1.  Pick through the dried lentils and remove any stones / dirt.  Rinse in a strainer.

Red lentils

2.  Chop the onion, tomatoes, carrots, and green pepper.  (You don’t have to chop them too much, since we will blend them all after cooking.)


3.  Add the lentils and all the vegetables to a large pot.

Red lentil soup before cooking

4.  Add the vegetable stock (or water and bouillon) and bring to a boil.  Cook for about a half hour.  Keep your eye on the pot, though!  Lentils cook pretty quickly, and you don’t want them to burn.  Once they are cooked down into a mushy texture, you’ll know they’re done.

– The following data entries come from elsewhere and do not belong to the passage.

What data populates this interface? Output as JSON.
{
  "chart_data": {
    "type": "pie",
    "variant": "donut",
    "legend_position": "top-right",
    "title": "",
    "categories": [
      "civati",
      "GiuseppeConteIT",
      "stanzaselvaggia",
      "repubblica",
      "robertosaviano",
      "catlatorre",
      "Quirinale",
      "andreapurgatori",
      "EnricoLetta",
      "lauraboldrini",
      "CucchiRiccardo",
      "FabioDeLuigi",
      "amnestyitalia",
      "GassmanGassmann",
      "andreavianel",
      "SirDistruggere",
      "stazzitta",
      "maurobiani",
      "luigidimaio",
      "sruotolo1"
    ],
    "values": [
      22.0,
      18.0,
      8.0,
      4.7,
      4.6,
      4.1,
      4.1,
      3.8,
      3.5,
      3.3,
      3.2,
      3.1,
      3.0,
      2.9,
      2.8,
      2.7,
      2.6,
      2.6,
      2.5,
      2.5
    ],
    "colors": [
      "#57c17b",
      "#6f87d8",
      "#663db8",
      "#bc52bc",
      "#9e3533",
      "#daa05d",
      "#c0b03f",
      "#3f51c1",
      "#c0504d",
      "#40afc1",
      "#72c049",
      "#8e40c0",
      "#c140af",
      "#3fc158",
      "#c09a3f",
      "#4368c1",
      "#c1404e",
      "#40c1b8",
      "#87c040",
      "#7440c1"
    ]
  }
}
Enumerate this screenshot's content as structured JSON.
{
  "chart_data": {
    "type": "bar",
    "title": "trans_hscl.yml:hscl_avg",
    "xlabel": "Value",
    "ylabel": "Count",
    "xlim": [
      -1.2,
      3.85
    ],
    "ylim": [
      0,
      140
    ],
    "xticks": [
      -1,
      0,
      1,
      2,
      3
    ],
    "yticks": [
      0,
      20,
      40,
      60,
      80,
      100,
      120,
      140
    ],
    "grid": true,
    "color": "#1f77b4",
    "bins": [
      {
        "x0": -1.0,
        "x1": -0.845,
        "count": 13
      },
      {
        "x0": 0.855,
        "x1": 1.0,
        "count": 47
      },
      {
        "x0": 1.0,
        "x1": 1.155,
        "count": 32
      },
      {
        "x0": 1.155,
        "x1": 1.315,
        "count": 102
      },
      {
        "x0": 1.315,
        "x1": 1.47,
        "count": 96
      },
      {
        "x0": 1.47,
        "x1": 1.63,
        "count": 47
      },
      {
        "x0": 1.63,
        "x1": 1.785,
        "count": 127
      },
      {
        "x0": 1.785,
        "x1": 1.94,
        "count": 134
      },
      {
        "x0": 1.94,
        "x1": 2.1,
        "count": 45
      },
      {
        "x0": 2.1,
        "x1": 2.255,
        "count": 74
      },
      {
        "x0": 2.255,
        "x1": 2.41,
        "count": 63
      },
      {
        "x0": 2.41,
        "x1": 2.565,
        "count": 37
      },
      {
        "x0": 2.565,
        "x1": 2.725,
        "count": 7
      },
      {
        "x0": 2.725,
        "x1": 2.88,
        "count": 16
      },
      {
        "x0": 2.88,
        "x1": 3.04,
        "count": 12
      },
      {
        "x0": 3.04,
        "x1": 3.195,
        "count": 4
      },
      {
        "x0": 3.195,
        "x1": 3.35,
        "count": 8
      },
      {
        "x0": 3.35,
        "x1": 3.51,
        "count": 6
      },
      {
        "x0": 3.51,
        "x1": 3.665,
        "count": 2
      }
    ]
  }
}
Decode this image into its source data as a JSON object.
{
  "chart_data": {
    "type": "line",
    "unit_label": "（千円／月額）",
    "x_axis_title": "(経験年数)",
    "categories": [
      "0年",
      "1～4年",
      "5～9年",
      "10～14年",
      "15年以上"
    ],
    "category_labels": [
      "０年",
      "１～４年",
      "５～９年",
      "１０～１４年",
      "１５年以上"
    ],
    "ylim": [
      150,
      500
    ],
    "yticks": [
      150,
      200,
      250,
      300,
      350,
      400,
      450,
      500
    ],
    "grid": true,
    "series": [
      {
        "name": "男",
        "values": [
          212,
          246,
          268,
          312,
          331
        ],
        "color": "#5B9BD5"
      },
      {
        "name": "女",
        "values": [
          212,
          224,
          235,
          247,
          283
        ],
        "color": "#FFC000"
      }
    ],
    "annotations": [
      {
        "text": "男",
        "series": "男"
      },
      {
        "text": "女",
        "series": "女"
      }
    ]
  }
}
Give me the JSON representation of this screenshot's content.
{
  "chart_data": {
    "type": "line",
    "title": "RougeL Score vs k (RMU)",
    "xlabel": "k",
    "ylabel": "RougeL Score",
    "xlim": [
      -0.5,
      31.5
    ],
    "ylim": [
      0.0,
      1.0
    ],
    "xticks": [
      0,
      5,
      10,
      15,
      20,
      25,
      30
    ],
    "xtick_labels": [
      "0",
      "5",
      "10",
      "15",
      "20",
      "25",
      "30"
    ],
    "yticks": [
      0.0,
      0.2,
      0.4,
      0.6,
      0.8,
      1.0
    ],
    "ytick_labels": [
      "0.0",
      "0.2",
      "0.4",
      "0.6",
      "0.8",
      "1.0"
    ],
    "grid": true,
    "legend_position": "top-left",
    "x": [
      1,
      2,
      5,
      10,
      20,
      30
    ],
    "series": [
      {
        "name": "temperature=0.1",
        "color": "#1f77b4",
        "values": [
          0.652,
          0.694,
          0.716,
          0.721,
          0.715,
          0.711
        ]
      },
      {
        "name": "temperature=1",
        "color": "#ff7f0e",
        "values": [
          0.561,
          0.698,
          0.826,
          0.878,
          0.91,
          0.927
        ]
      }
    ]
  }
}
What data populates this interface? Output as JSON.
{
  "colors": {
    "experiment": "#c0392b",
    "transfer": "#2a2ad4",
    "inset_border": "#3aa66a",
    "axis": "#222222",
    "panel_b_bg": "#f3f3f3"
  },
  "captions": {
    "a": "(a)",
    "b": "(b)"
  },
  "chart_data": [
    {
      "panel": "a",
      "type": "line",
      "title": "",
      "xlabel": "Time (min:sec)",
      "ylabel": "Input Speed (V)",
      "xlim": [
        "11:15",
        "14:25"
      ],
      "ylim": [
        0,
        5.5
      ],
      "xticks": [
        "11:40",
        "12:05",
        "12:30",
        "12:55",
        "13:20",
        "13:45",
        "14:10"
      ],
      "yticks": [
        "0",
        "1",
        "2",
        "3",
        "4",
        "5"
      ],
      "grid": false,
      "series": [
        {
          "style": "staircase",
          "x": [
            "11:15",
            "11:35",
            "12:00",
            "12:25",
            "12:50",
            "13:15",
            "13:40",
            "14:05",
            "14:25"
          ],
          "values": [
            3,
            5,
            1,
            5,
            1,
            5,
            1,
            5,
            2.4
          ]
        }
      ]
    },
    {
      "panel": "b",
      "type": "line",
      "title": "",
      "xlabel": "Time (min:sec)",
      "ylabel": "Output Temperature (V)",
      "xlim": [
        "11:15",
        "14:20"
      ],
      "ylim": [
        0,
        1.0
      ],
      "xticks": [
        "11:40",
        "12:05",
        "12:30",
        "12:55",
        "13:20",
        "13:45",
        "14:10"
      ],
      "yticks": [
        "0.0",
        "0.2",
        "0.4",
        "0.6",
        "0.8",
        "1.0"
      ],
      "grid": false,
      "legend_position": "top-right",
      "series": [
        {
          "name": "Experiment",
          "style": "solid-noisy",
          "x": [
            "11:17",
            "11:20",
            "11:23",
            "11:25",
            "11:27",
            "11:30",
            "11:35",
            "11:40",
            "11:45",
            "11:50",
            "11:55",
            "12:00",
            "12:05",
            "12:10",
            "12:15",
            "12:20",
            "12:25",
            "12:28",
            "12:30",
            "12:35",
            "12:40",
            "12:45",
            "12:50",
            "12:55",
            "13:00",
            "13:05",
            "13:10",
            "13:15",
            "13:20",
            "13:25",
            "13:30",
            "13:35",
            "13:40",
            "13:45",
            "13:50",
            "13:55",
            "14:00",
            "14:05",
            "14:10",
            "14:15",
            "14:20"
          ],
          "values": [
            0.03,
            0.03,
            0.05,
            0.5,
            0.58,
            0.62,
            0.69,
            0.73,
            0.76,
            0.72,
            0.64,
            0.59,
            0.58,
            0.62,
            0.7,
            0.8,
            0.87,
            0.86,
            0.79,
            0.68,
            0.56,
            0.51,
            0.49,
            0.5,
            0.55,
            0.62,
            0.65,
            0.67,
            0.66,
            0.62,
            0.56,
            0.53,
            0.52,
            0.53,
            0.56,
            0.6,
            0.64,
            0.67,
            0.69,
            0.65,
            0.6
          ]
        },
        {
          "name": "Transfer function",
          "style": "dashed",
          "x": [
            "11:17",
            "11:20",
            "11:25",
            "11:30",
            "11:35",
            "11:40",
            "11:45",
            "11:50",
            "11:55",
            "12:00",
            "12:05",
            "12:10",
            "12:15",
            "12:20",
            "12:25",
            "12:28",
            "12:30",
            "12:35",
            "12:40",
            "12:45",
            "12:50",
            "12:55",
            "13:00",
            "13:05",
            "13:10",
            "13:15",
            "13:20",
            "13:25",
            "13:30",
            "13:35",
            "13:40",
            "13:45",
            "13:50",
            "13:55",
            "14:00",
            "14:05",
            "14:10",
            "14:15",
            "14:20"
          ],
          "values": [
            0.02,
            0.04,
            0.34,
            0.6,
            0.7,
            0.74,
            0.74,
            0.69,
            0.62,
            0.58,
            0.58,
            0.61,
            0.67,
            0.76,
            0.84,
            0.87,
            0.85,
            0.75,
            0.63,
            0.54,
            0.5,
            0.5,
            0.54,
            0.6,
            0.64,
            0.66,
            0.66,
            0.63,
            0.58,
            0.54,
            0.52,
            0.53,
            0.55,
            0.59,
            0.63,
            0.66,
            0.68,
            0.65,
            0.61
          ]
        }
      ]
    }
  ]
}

5.  Blend in a food processor.  (This step is optional.  Some people like to eat it more like a stew.  But, most Egyptians I know eat it blended.)

Red lentil soup

6.  Season with salt and pepper to your liking.

Doesn’t that just look amazing?!  Full of antioxidants, this meal is great to help prevent those fall and winter colds!

Red Lentil Soup Nutrition Information


  • Some people like to fry up some onions and mix them in at the end.
  • Eat with croutons.
  • Eat with warm balady (Egyptian pita) bread.
  • Some people eat this on rice.

*The nutrition information to the left is for 100 g.  That’s about 3/4 of a cup, or a small bowl.